Is the three-quark confinement potential better described by the Y-string or the ∆-string form? We have re-analysed the recent lattice QCD calculations and the older results using hyper-spherical three-body variables. The presently available lattice data do not give a conclusive answer to the above question. We briefly discuss sources of uncertainties in these calculations, the ways to reduce them, and how to avoid them.
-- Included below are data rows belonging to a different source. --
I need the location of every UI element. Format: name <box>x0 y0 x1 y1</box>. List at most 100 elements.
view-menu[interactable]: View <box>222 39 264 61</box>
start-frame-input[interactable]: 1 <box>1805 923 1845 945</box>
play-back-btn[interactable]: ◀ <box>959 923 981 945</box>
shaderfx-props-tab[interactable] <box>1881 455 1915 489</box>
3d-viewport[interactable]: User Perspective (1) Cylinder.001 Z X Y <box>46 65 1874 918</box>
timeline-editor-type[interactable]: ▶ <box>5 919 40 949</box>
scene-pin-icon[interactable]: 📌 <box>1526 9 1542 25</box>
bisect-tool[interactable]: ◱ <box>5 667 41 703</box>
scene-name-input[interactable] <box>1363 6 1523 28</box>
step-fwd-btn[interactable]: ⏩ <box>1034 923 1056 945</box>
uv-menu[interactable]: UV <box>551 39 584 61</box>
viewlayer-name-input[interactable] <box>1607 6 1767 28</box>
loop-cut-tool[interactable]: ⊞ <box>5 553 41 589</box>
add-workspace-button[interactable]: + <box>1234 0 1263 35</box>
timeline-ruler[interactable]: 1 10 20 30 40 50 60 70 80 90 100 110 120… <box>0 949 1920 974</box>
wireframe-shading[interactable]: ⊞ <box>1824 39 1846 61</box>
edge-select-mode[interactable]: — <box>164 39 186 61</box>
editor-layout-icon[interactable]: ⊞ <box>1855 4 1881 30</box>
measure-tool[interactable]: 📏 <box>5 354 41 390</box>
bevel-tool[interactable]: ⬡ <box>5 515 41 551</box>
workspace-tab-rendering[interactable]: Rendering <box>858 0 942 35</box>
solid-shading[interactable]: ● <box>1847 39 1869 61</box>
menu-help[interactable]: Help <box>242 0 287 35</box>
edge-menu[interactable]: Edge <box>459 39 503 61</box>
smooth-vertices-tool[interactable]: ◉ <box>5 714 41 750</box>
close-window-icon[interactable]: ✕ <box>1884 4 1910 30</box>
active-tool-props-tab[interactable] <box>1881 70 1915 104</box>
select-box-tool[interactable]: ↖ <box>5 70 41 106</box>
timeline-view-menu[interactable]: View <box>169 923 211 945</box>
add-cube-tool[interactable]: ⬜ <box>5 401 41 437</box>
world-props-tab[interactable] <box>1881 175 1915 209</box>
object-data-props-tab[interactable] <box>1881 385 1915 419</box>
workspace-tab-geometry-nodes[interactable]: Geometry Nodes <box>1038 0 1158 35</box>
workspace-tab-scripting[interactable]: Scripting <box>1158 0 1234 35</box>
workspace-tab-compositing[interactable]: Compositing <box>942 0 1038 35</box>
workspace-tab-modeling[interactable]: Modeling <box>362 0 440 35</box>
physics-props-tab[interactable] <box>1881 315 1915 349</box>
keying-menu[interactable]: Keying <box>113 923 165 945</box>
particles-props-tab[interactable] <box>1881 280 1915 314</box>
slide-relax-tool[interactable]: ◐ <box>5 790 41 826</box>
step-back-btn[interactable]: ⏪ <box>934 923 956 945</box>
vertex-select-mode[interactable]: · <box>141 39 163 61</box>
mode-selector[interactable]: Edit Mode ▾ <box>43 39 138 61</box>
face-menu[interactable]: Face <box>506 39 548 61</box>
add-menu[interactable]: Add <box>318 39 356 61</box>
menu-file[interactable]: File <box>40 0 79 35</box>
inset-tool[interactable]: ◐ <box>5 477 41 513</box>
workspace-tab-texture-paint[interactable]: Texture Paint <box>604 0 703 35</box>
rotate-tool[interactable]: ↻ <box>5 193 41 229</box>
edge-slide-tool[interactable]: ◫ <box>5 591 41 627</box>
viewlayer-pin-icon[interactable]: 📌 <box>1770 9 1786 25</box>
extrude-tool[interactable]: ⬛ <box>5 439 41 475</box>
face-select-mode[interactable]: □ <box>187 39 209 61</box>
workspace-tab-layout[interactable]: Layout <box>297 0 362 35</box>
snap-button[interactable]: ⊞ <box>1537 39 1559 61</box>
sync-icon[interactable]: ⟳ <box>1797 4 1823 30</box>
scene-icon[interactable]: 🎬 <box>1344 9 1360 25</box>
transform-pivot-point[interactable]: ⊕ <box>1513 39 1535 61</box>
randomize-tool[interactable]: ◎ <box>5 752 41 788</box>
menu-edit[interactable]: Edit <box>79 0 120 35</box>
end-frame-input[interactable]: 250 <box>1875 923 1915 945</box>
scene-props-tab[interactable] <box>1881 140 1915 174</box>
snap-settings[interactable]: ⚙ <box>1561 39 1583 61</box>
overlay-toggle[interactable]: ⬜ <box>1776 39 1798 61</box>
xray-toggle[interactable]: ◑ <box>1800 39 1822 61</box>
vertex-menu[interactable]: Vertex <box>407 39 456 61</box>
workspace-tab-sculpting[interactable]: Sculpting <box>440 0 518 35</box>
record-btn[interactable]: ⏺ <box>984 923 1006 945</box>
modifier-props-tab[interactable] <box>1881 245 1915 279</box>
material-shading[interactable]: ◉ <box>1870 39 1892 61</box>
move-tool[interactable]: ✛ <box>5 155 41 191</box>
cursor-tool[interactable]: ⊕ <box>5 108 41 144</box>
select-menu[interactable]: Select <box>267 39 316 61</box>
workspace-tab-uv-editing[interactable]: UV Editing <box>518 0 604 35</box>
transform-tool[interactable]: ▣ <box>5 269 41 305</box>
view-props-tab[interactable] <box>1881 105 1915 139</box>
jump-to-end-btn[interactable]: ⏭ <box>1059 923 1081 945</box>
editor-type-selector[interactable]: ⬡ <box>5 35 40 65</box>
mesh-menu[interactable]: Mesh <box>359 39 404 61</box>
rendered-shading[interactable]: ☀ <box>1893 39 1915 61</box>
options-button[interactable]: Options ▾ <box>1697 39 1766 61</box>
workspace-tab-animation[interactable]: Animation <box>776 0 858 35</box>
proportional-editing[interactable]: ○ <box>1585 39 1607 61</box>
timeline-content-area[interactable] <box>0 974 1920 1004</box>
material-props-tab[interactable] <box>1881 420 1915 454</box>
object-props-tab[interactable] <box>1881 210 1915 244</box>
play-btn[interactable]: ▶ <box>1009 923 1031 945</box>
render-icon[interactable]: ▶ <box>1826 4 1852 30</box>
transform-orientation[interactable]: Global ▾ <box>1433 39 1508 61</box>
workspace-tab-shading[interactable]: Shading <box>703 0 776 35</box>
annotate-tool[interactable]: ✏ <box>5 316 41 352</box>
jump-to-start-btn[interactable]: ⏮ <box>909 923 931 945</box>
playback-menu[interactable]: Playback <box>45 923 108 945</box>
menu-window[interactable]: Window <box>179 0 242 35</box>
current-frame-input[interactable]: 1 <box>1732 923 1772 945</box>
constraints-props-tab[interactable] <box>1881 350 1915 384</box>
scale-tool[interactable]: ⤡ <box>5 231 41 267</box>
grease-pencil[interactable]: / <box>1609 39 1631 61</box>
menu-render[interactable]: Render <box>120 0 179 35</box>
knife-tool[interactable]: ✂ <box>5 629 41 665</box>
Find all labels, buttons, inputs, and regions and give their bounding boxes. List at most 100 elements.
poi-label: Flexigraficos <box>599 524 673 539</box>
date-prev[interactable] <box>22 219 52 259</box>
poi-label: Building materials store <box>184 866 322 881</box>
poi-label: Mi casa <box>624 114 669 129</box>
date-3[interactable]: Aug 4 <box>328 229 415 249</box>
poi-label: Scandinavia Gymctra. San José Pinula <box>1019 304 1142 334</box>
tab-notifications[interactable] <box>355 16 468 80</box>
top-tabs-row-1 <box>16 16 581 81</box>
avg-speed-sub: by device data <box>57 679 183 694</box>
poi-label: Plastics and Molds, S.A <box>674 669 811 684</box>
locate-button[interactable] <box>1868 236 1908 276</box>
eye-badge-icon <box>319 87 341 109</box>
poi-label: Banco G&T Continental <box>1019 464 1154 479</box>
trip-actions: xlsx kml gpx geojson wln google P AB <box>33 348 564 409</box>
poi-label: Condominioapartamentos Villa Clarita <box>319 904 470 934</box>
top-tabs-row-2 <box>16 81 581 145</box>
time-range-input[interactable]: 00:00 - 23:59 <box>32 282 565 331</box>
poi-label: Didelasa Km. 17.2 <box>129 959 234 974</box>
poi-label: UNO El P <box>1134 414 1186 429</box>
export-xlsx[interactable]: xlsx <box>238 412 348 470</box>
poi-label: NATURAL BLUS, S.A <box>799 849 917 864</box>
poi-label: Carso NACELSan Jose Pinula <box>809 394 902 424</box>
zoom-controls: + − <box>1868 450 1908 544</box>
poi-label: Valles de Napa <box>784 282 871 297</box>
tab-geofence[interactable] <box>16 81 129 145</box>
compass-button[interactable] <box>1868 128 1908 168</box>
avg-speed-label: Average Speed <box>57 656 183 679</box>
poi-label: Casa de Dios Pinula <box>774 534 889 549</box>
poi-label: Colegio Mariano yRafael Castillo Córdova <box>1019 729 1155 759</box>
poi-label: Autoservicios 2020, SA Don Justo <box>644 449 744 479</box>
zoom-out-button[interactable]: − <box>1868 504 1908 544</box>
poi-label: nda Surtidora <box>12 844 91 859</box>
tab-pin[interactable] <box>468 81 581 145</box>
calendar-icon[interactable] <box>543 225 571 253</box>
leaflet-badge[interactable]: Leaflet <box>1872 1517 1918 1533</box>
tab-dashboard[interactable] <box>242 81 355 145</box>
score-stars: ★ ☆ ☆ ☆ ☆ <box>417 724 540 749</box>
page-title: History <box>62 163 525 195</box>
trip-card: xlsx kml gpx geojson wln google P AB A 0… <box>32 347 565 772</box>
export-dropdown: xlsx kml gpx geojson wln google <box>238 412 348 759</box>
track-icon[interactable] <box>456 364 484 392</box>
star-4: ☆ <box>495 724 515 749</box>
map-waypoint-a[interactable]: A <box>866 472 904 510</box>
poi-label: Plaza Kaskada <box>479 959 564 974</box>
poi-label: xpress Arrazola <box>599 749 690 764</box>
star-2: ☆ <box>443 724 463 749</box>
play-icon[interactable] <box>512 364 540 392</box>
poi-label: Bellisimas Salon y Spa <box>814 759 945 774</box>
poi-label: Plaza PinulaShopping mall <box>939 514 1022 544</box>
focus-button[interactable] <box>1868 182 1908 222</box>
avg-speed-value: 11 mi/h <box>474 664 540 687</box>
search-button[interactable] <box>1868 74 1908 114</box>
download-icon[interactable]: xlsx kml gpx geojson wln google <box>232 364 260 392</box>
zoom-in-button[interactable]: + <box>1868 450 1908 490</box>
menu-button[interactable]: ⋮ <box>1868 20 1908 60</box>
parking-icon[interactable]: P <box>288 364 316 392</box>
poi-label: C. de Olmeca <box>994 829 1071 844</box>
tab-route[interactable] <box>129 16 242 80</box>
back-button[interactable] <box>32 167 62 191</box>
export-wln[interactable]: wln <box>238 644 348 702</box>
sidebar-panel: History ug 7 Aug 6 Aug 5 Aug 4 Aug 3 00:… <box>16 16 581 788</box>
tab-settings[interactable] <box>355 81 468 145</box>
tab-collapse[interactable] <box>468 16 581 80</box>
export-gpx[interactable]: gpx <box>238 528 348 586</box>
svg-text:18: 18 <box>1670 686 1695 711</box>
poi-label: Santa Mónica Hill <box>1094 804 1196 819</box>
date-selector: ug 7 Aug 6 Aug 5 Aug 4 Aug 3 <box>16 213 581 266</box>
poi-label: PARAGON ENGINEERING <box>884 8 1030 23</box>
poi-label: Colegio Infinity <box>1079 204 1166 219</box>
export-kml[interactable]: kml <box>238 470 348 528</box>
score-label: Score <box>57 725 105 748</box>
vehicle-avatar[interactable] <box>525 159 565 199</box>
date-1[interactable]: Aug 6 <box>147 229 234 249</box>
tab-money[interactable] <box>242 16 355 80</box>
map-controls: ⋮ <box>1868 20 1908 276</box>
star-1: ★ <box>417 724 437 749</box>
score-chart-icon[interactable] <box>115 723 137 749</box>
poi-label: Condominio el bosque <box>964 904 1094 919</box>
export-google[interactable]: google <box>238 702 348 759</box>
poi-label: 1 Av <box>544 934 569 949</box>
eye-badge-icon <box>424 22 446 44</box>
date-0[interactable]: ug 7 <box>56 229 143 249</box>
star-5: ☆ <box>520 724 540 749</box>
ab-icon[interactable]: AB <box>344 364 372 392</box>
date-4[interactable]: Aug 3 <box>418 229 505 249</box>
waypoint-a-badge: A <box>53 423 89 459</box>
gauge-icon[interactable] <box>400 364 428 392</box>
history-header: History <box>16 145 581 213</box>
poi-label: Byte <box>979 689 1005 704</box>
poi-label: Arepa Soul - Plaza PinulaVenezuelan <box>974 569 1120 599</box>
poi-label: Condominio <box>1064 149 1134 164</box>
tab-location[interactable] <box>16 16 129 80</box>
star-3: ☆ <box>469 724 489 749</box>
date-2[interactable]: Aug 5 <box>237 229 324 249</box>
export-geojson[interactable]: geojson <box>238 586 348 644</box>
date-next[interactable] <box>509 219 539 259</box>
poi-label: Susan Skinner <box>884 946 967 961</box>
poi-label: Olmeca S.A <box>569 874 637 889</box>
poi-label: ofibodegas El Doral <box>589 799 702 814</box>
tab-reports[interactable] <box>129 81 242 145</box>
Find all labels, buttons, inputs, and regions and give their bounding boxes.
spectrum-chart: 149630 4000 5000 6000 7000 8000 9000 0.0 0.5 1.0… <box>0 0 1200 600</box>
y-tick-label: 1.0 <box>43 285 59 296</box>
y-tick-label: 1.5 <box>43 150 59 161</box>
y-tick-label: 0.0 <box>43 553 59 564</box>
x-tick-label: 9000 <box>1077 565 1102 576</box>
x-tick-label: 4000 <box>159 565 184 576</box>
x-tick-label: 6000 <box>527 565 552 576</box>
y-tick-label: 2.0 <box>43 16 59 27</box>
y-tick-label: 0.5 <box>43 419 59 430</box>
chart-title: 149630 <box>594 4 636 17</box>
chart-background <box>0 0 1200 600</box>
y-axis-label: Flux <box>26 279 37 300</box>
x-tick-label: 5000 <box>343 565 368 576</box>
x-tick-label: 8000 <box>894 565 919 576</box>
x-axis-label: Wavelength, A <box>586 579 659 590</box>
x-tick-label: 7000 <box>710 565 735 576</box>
We have re-analysed the lattice QCD calculations of the 3-quark potentials by: (i) Sakumichi and Suganuma (Phys Rev D 92(3), 034511, 2015); and (ii) Koma and Koma (Phys Rev D 95(9), 094513, 2017) using hyperspherical variables. We find that: (1) the two sets of lattice results have only two common sets of 3-quark geometries: (a) the isosceles, and (b) the right-angled triangles; (2) both sets of results are subject to unaccounted for deviations from smooth curves that are largest near the equilateral triangle geometry and are function of the hyperradius – the deviations being much larger and extending further in the triangle shape space in Sakumichi and Suganuma’s than in Koma and Koma’s data; (3) the variation of Sakumichi and Suganuma’s results brackets, from above and below, the Koma and Koma’s ones; the latter will be used as the benchmark; (4) this benchmark result generally passes between the Y- and the $$\Delta $$
Δ
-string predictions, thus excluding both; (5) three pieces of elastic strings joined at a skewed junction, which lies on the Euler line, reproduce such a potential, within the region where the data sets agree, in qualitative agreement with the calculations of colour flux density by Bissey et al. (Phys Rev D 76, 114512, 2007).